Шрифт:
Интервал:
Закладка:
— С кем?
— С Мориарти, конечно. Очень интересная персона.
— Холмс, Уотсон и Мориарти — вымышленные персонажи!
— Да? А тогда, может, и я вымышленный персонаж? И вы? Может, мы, марсиане, все вымышленные персонажи? Может, жизнь на Марсе придумана каким-нибудь Гербертом Уэллсом? А что, отличная идея. Надо попробовать на практике.
— Простите, доктор Хамфри, но я воздержусь от обзывания вас крепким словом.
— Вы не хотите писать о Холмсе? В таком случае я предлагаю вам лучший вариант. Вы сделаете главным героем доктора! Этот доктор будет списан с Шерлока Холмса и с Хамфри! Этот цикл будет называться «Доктор Холмс»! Нет, «Доктор Хамфри!». Нет, «Доктор Хаус»!
— Доктор Хаус?
— Да, и это будет медицинский детектив! Этот доктор будет проводить медицинские расследования! Он будет распространять волчанку по всему земному шару!
— Волчанку?
— Я хотел сказать, американскую демократию!

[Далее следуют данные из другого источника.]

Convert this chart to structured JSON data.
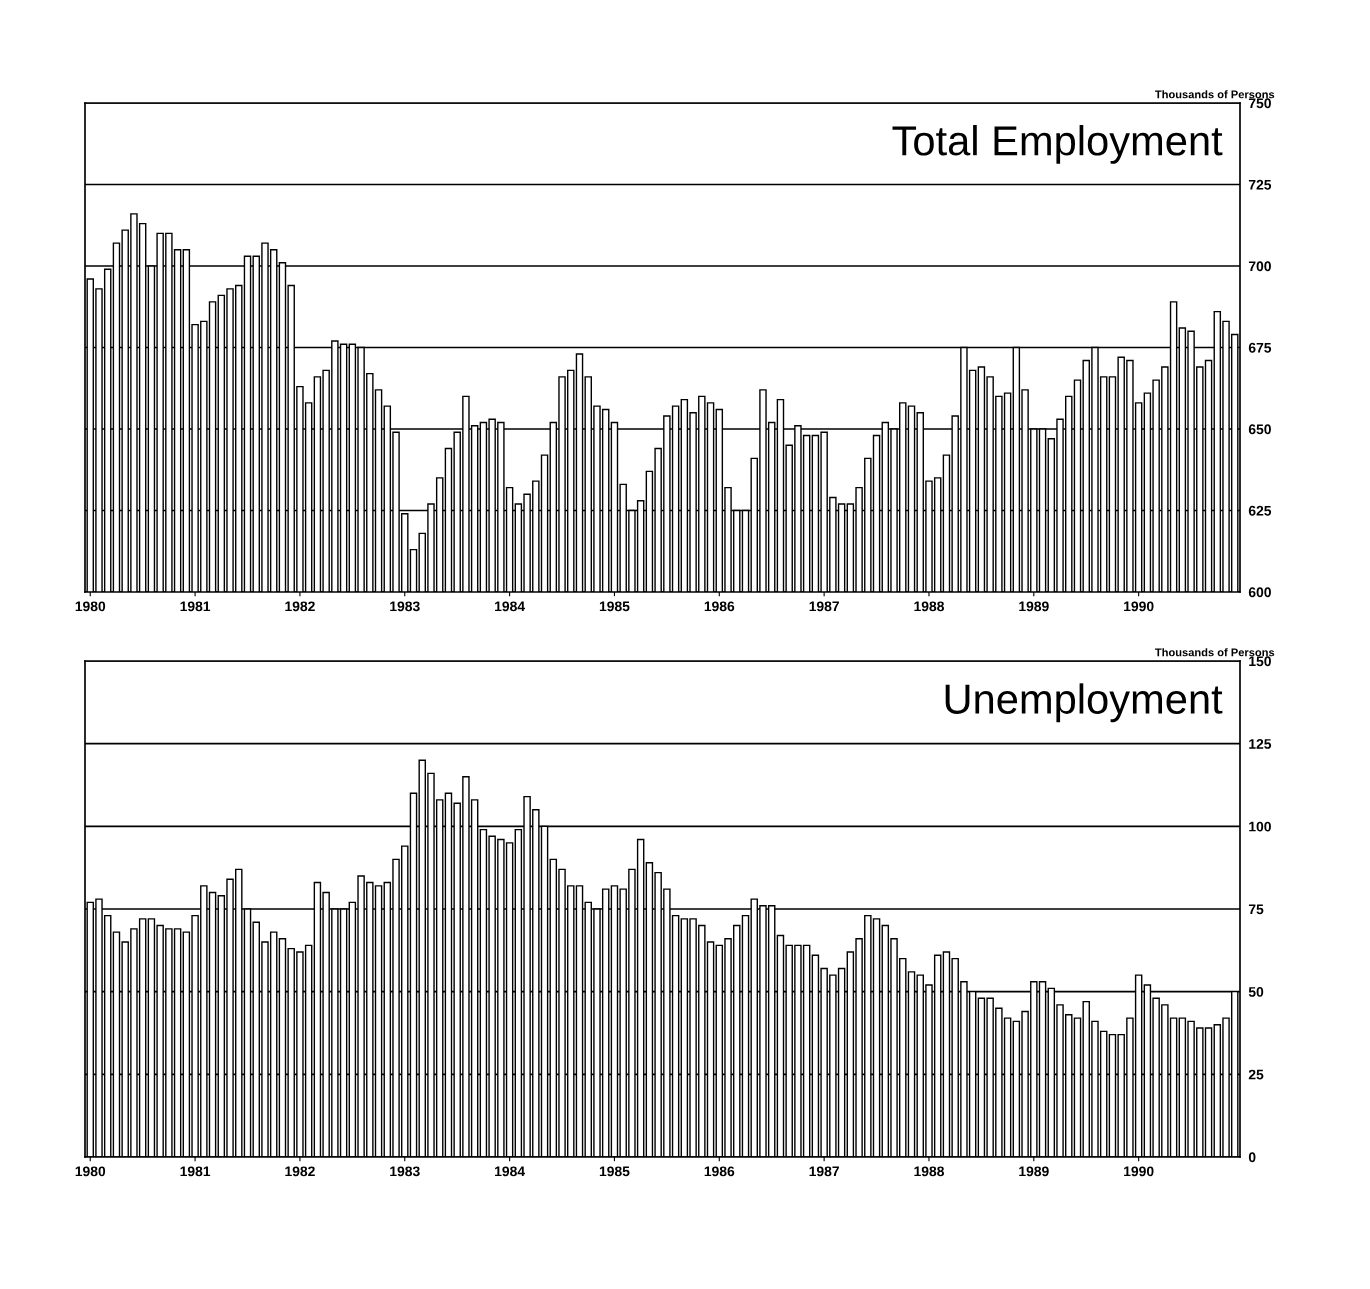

Если бы мы не были увлечены речью доктора Хамфри, мы бы заметили, что добродушное лицо Дойла уже не выглядит добродушным, а выглядит удивлённым и одновременно возмущённым. Именно так он мог выглядеть в тот момент, когда после провала комической оперы «Джейн Энни, или Приз за примерное поведение» ему предложили исправить комическую оперу путём добавления в неё Шерлока Холмса.
— О каком медицинском детективе вы говорите?
— О медицинском детективе с участием доктора по фамилии Хаус. Или фамилия Холмс вам привычнее? Или вы придумаете какого-нибудь доктора Быка? Правда, Эдисон обозвал меня доктором Зло. Тоже хорошая фамилия.
— Я никогда не стану писать медицинский детектив![34] Дело в том, что я считаю себя автором исторических романов.
— Тогда напишите медицинский детективный исторический роман. Пусть ваш сыщик будет Гиппократом. Если хотите, то Демократом. Или Демагогом.
— Простите, но я не считаю вас гигантом мысли.
— Так я и есть гигант мысли! Да! Я гигант мысли, отец американской демократии и особа, приближённая к...
— К кому? Неужели к российскому императору? Нам этого не надобно.
— ...особа, приближённая к телу Эдисона.
Дворецкий вошёл в зал, принеся с собой дуновение ветра и важное известие:
— Ваша светлость, вас ожидает мистер Бальфур. Он ожидает вас на Даунинг-стрит, ваша светлость. Присутствие мистера Чемберлена также требуется.
Премьер, учтиво поддерживаемый министром, покинул ресторан. Одновременно с этим в зал проникла мужская фигура в тёмных очках. Уже шёл разговор о наблюдении за домом Дулитта; этой тёмной, расплывчатой фигурой мог быть один из полицейских ищеек.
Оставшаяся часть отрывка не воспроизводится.